“We must recapture our personal and idiosyncratic language
so that we may speak about our personal and idiosyncratic life.” –Peter London
Whenever I begin to feel disheartened about the art I create,
I return to Peter London and his book “No More Secondhand Art,” which in 1994 gave
me a satisfying explanation of what I was doing with my visual imagery when I
read it for the first time. At that time, I had been making art for about six
years. Then a writer and poet, I found my metaphors had begun leaping from the
page to the canvas demanding to be viewed rather than read. I was transformed
from writer to painter.
The intensity I felt to create visual images overcame my
fear of making “good” art. I was driven to speak from a force within. This
force had no need to conform with social norms and expectations. I became
dedicated to the “process” of speaking without developing an attachment to what
I was saying when I made images, the “product.” I engaged in this artmaking process
without showing my work to the public for more than 10 years.
In this way, I developed the early stages of my own visual
language. Yes, when “experts” began looking at my work, they used dismissive words
such as “derivative,” and “primitive.” Yet there were others who were attracted
to my soul work. I knew even then that I should not be pulled in either
direction towards criticism or praise.
I knew I had to speak my own idiosyncratic language regardless
of what others were saying to me about what this “language” was or wasn’t. This
determination to listen to my “gut,” to “see” my visions, and to “speak” about
them how I wanted to took perpetually crumbling courage. I continue to fight
the outside critics that summon my inner critic, but I practice “doing” and “making”
anyways.
And I look for support from those tribes to which I belong.

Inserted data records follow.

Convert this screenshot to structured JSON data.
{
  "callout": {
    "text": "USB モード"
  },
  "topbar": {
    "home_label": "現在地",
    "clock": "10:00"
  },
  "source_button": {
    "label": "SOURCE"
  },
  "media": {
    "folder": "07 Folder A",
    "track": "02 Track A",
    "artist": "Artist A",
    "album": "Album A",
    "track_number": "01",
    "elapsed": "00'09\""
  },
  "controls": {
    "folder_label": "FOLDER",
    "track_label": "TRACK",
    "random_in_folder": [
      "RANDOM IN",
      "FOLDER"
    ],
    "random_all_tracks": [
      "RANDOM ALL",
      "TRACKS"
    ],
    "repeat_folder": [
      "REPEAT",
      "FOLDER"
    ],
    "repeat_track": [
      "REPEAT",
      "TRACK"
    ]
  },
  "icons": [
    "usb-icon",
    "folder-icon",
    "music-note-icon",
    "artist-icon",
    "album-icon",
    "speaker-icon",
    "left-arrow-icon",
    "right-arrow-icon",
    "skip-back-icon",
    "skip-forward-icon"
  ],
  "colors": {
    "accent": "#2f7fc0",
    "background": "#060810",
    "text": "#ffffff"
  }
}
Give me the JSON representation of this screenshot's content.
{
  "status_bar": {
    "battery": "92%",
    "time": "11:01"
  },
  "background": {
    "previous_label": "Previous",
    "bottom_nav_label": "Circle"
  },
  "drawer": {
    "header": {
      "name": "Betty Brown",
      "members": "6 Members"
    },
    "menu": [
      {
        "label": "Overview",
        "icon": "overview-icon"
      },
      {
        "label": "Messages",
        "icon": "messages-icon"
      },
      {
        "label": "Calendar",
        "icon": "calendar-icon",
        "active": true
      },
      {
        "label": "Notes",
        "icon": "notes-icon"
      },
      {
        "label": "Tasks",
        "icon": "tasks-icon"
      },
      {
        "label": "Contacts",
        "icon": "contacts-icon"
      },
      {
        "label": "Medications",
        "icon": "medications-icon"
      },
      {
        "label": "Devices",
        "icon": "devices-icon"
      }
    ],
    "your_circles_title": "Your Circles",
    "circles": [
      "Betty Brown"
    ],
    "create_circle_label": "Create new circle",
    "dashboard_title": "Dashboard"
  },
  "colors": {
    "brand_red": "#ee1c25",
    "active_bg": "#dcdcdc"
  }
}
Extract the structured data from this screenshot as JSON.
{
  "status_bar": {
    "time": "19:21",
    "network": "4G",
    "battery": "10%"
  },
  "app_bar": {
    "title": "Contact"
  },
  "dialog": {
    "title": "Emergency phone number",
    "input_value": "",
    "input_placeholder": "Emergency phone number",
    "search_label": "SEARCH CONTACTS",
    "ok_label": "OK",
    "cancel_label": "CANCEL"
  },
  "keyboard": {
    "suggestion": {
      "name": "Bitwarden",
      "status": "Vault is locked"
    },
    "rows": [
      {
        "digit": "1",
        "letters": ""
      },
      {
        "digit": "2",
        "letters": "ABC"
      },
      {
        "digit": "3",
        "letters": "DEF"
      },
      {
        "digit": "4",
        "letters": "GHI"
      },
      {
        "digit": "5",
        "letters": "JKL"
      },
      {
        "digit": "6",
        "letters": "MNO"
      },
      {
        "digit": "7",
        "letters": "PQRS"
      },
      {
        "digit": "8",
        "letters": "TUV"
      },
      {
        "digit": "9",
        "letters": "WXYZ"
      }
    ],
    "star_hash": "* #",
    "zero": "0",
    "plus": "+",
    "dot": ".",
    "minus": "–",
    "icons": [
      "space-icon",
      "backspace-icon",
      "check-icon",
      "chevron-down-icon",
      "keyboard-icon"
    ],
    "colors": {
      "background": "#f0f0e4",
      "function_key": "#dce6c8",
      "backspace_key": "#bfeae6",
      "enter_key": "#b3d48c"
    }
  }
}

Thus my return to Peter London in order not to be gagged:
“There are some
disabling myths about what art is, how to do it, what is good art, and what art
is for, that have gagged generations, depriving them of a significant and natural
means of expression. This is a terrible loss and an unnecessary one. The
purpose of this book [No More Secondhand Art: Awakening the Artist Within] is
to address that situation and return visual expression as a natural and full
language to every person and to enable everyone to employ this means of
expression to do what all language does, to speak about the world as it is, and
to create a world of our choosing….
Oh Hallelujah to creating a world of our choosing! Especially
in these times of political duress, I know that I can choose to create GRACE
from the mundane to the mysterious using my idiosyncratic voice. I hope you
will choose to do the same! That’s Coffee with Hallelujah!